Libyans lived in fear of their sultan for over four decades, but their tight social networks proved highly resilient when the delusion that people believed in the regime—what Kilcullen calls “the presumed consensus”—fell away. At that point, the cousinate took on the sultanists.
MISRATA CALLING
Gihan Badi, a U.K.-based architect, remembers overcoming that fear. Before the uprising, she was scared: though she knew that protests were planned for February 17, she deleted any talk of them from her Facebook group for Libyans. On February 15, in a call to family in Benghazi, she learned that the protests had, unexpectedly, already started. Using a kind of pseudonym, Juhaina Mustafa, she rang Al Jazeera Mubasher, the network’s live phone-in channel, to share the news. Thanks to a connection established through her brother, she arranged interviews for Nabbous with Al Jazeera and the BBC. She began giving journalists the numbers of dozens of people in Libya, making sure to verify the trustworthiness of contacts she did not personally know. Truthful and reliable information mattered, she says, not least because “we are not faking things anymore.”
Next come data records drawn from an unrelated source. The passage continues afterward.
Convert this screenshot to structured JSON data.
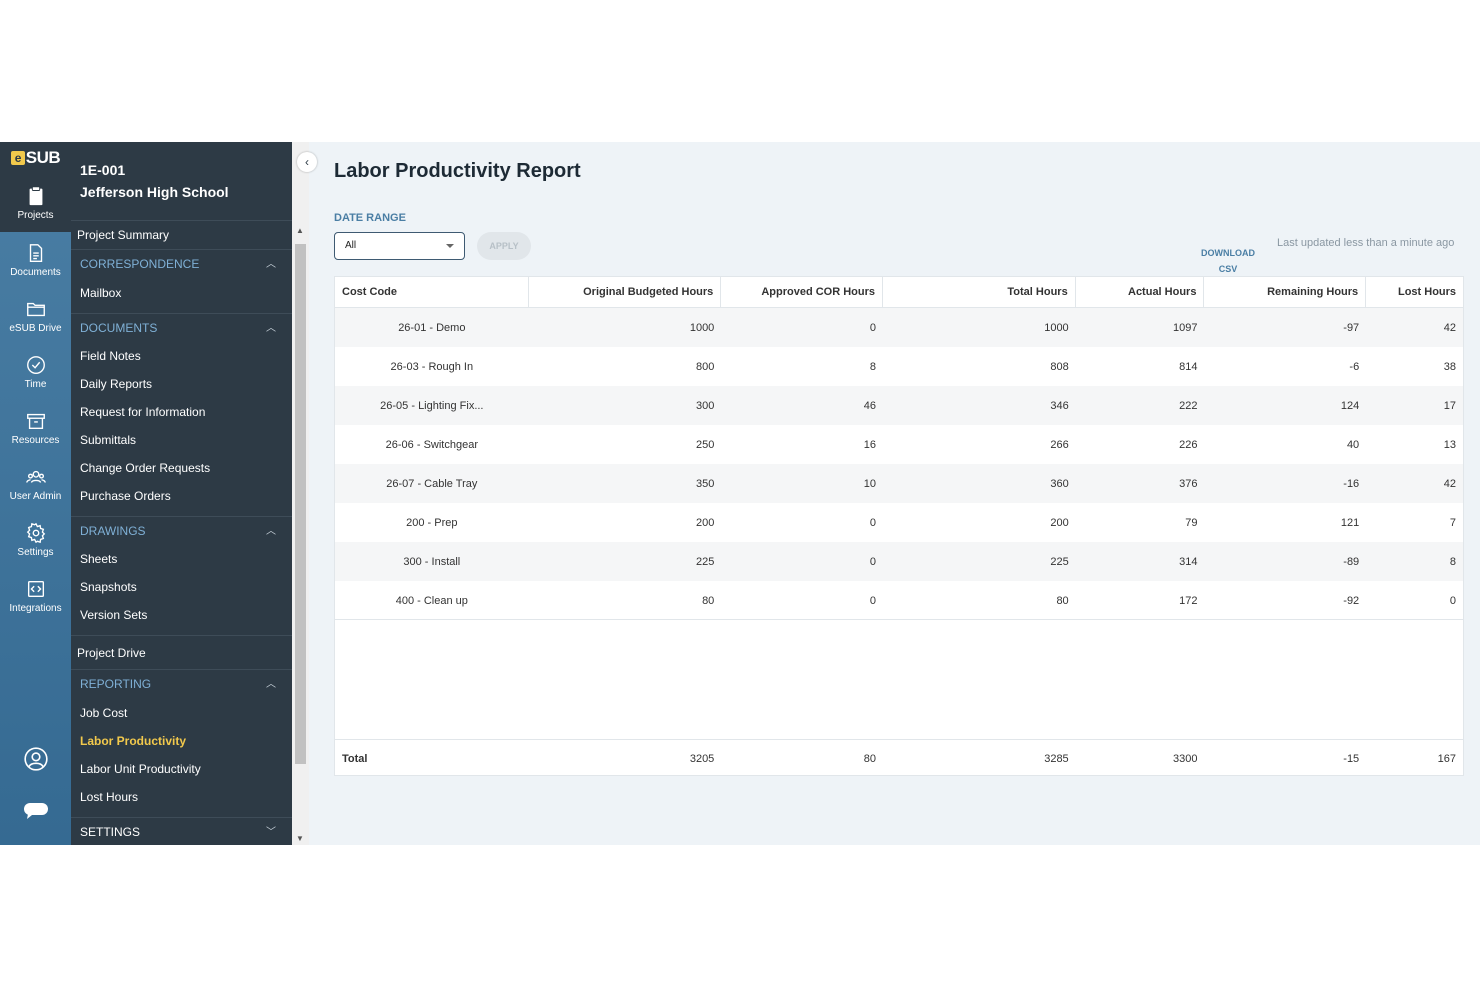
{
  "rail": {
    "logo": "SUB",
    "items": [
      {
        "label": "Projects",
        "icon": "clipboard-icon"
      },
      {
        "label": "Documents",
        "icon": "document-icon"
      },
      {
        "label": "eSUB Drive",
        "icon": "folder-icon"
      },
      {
        "label": "Time",
        "icon": "clock-icon"
      },
      {
        "label": "Resources",
        "icon": "box-icon"
      },
      {
        "label": "User Admin",
        "icon": "users-icon"
      },
      {
        "label": "Settings",
        "icon": "gear-icon"
      },
      {
        "label": "Integrations",
        "icon": "integration-icon"
      }
    ]
  },
  "project": {
    "code": "1E-001",
    "name": "Jefferson High School"
  },
  "nav": {
    "project_summary": "Project Summary",
    "correspondence": {
      "title": "CORRESPONDENCE",
      "items": [
        "Mailbox"
      ]
    },
    "documents": {
      "title": "DOCUMENTS",
      "items": [
        "Field Notes",
        "Daily Reports",
        "Request for Information",
        "Submittals",
        "Change Order Requests",
        "Purchase Orders"
      ]
    },
    "drawings": {
      "title": "DRAWINGS",
      "items": [
        "Sheets",
        "Snapshots",
        "Version Sets"
      ]
    },
    "project_drive": "Project Drive",
    "reporting": {
      "title": "REPORTING",
      "items": [
        "Job Cost",
        "Labor Productivity",
        "Labor Unit Productivity",
        "Lost Hours"
      ]
    },
    "settings": {
      "title": "SETTINGS"
    }
  },
  "main": {
    "title": "Labor Productivity Report",
    "date_range_label": "DATE RANGE",
    "date_range_value": "All",
    "apply_label": "APPLY",
    "download_line1": "DOWNLOAD",
    "download_line2": "CSV",
    "updated": "Last updated less than a minute ago"
  },
  "table": {
    "headers": [
      "Cost Code",
      "Original Budgeted Hours",
      "Approved COR Hours",
      "Total Hours",
      "Actual Hours",
      "Remaining Hours",
      "Lost Hours"
    ],
    "rows": [
      [
        "26-01 - Demo",
        "1000",
        "0",
        "1000",
        "1097",
        "-97",
        "42"
      ],
      [
        "26-03 - Rough In",
        "800",
        "8",
        "808",
        "814",
        "-6",
        "38"
      ],
      [
        "26-05 - Lighting Fix...",
        "300",
        "46",
        "346",
        "222",
        "124",
        "17"
      ],
      [
        "26-06 - Switchgear",
        "250",
        "16",
        "266",
        "226",
        "40",
        "13"
      ],
      [
        "26-07 - Cable Tray",
        "350",
        "10",
        "360",
        "376",
        "-16",
        "42"
      ],
      [
        "200 - Prep",
        "200",
        "0",
        "200",
        "79",
        "121",
        "7"
      ],
      [
        "300 - Install",
        "225",
        "0",
        "225",
        "314",
        "-89",
        "8"
      ],
      [
        "400 - Clean up",
        "80",
        "0",
        "80",
        "172",
        "-92",
        "0"
      ]
    ],
    "total": [
      "Total",
      "3205",
      "80",
      "3285",
      "3300",
      "-15",
      "167"
    ]
  }
}
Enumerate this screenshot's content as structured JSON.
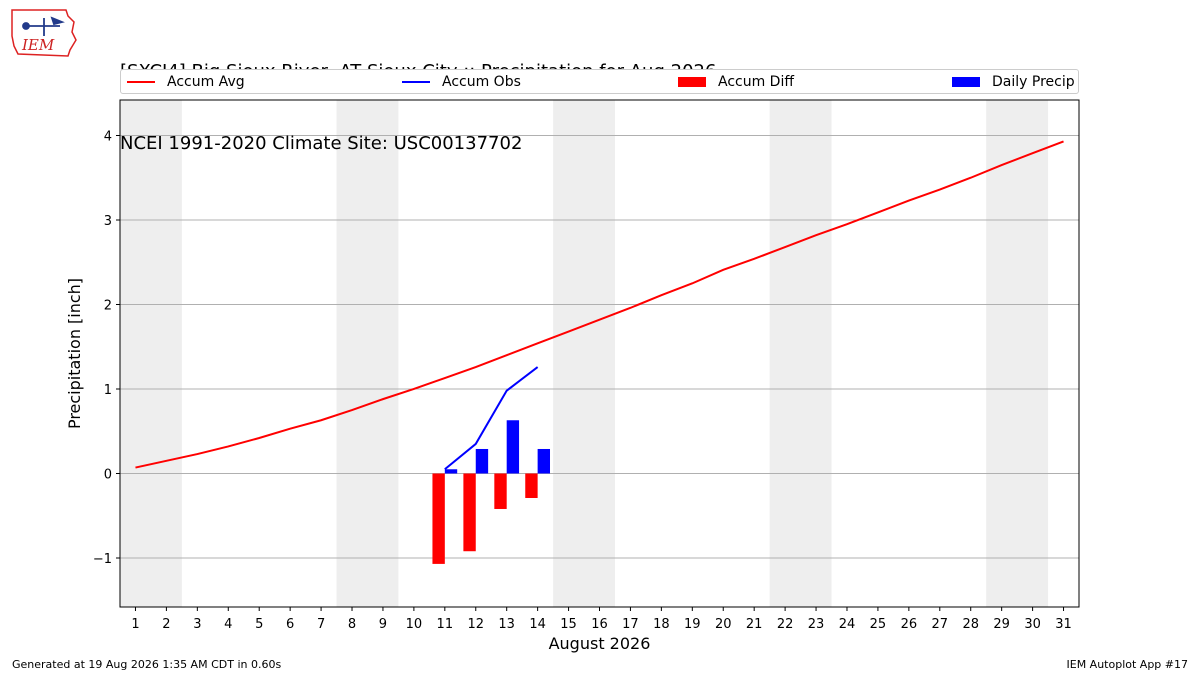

“Juhaina Mustafa” was denounced on Libyan state TV. Worried about the security of her own phone, she bought batches of prepaid phone cards. She discovered a useful rule of thumb: Qaddafi stooges making repeated Skype requests to connect with her had short fuses. “For the first three messages they are nice,” she says. “Then on the fourth they become angry and start saying, ‘We will kill you! We know who you are!'” Other contacts were patient, realizing how busy she must be. A working mother, she was now even busier and focused on a new emergency: Misrata.
Libya’s third-largest city, strategically located between Tripoli and Benghazi, was besieged. For months, heavy artillery and tanks pounded Misrata from outside. Inside, dozens of snipers—including female mercenaries from Colombia—dominated the city center. “There were dead bodies in the streets, unrecoverable because of the snipers,” says Marwan Tanton, a citizen journalist with Freedom Group Misrata, a group of students turned reporters, carrying cameras and guns. “Dogs were eating them.”